Bus ridership has decreased for most large transit systems in Wisconsin in recent years, following a national trend. So far, local governments have found ways to make up for lost fare revenue and avoid service reductions, though that may become more difficult if the trend continues. Research shows ridership declines worsen as transit services are cut.
Conventional wisdom has long held that transit systems lose riders when they cut service and gain riders when they add service.
But the latest ridership data from Wisconsin’s five largest transit systems appear to contradict at least part of that orthodoxy. Between 2014 and 2017, each system increased service overall as measured by total vehicle miles traveled, yet ridership declined among four of the five. (See chart)
Wisconsin’s losses were part of a national decline in mass transit ridership, but in many communities they were greater than the national average.
According to the Federal Transit Administration, transit ridership peaked nationally in 2014 at roughly 10.7 billion total trips before dropping to around 10.0 billion trips in 2017, a 6.4% decline. Bus ridership on Green Bay Metro, Madison Metro Transit, the Milwaukee County Transit System, and Racine’s Belle Urban Systems all dropped at least twice as fast as the national average. Kenosha Area Transit was the only system to gain riders, for reasons that are unclear.
What forces may be driving decreased transit ridership? The strengthened economy, relatively low gas prices, and the rise of ride-hailing services are seen as possible factors nationally.
According to the Bureau of Labor Statistics, Wisconsin’s seasonally-adjusted unemployment rate fell from 6.1% in January 2014 to 3.1% in January 2018. As a result, some transit riders who are newly employed or earning higher wages may have purchased vehicles or chosen to drive more often. Wisconsin DOT data show the number of vehicles registered in the state increased from 5.6 million in 2013 to 6.0 million in 2017.
Federal Highway Administration data also show driving is on the rise again in the U.S. The total number of miles driven nationally was virtually the same in 2013 as in 2005 but increased 7.4% between 2013 and 2017.
Relatively low gas prices may be another factor. According to the U.S. Energy Information Administration, the average price of gasoline has increased over the last two years but remains substantially lower than in 2014.
Ride-hailing services like Uber and Lyft, which have grown dramatically since the recession, may also play a role. While transit systems and ride-hailing companies have formed partnerships in some places to boost usage, multiple national studies suggest that ride-hailing also is competing with transit in many places. For example, a recent survey by the Metropolitan Area Planning Council in Boston found that 42% of the region’s ride-hailing trips would have been replaced by transit if ride-hailing was not available.

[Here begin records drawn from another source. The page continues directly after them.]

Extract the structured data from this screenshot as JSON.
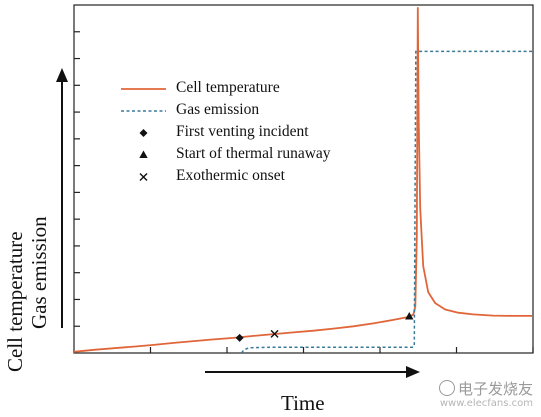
{
  "chart_data": {
    "type": "line",
    "xlabel": "Time",
    "ylabel_lines": [
      "Cell temperature",
      "Gas emission"
    ],
    "x_ticks": 6,
    "y_ticks": 12,
    "legend_position": "top-left",
    "series": [
      {
        "name": "Cell temperature",
        "style": "solid",
        "color": "#e0663a",
        "points": [
          [
            0,
            0.2
          ],
          [
            20,
            0.55
          ],
          [
            45,
            0.9
          ],
          [
            60,
            1.1
          ],
          [
            80,
            1.4
          ],
          [
            100,
            1.75
          ],
          [
            120,
            2.05
          ],
          [
            140,
            2.35
          ],
          [
            160,
            2.6
          ],
          [
            180,
            2.95
          ],
          [
            200,
            3.25
          ],
          [
            220,
            3.55
          ],
          [
            240,
            3.85
          ],
          [
            260,
            4.2
          ],
          [
            280,
            4.6
          ],
          [
            300,
            5.1
          ],
          [
            320,
            5.7
          ],
          [
            335,
            6.2
          ],
          [
            340,
            6.6
          ],
          [
            342,
            8
          ],
          [
            343.5,
            20
          ],
          [
            344.5,
            59.5
          ],
          [
            345.5,
            40
          ],
          [
            347,
            25
          ],
          [
            350,
            15
          ],
          [
            355,
            10.5
          ],
          [
            362,
            8.6
          ],
          [
            372,
            7.5
          ],
          [
            385,
            6.95
          ],
          [
            400,
            6.65
          ],
          [
            420,
            6.45
          ],
          [
            440,
            6.4
          ],
          [
            459,
            6.4
          ]
        ]
      },
      {
        "name": "Gas emission",
        "style": "dashed",
        "color": "#3a7a98",
        "points": [
          [
            168,
            0
          ],
          [
            170,
            0.5
          ],
          [
            175,
            0.9
          ],
          [
            200,
            1.0
          ],
          [
            300,
            1.0
          ],
          [
            340,
            1.0
          ],
          [
            341,
            1.5
          ],
          [
            342.5,
            52
          ],
          [
            459,
            52
          ]
        ]
      }
    ],
    "markers": [
      {
        "name": "First venting incident",
        "symbol": "diamond",
        "x": 166,
        "y": 2.6
      },
      {
        "name": "Start of thermal runaway",
        "symbol": "triangle",
        "x": 336,
        "y": 6.3
      },
      {
        "name": "Exothermic onset",
        "symbol": "x",
        "x": 201,
        "y": 3.3
      }
    ],
    "xlim": [
      0,
      460
    ],
    "ylim": [
      0,
      60
    ]
  },
  "watermark": {
    "text": "电子发烧友",
    "url": "www.elecfans.com"
  }
}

Lower ridership puts pressure on local governments to raise fares, find other revenue sources, or cut services. Between 2014 and 2016, the last year for which data is available, all five of Wisconsin’s largest transit systems lost fare revenue.
Increased local funding, primarily through property taxes, appears to be one way transit systems have avoided service cuts and actually increased service. Between 2014 and 2016, four of the five largest transit systems in Wisconsin increased local revenue for transit, including a nearly 50% increase for the Milwaukee County Transit System. Fares have increased in some communities as well.
If ridership is down, why not cut services? Both past experience and research suggest cutting services likely would create a downward spiral.
Between 2000 and 2010, the Milwaukee County Transit System cut routes and service frequency. As a result, the transit system’s total service (vehicle miles traveled) dropped 21.2%, from 22.2 million miles to 17.5 million. While other factors may have contributed, ridership decreased 29.4%, from 52.9 million rides to 37.5 million.
Academic research also has found similar links. A recent study of the 25 largest transit systems in the U.S. and Canada found service levels and car ownership are the strongest determinants of transit ridership.
Economic ups and downs often result in fluctuations in transit ridership. While increasing transit service may not always lead to increased ridership, service cuts often bring about ridership declines.
It is surprising and encouraging that four of the state’s five largest transit systems were able to add local revenue and all five increased service levels as fare revenues declined in recent years. Whether these trends will continue is uncertain, but the stakes are high given that service cuts may further reduce ridership.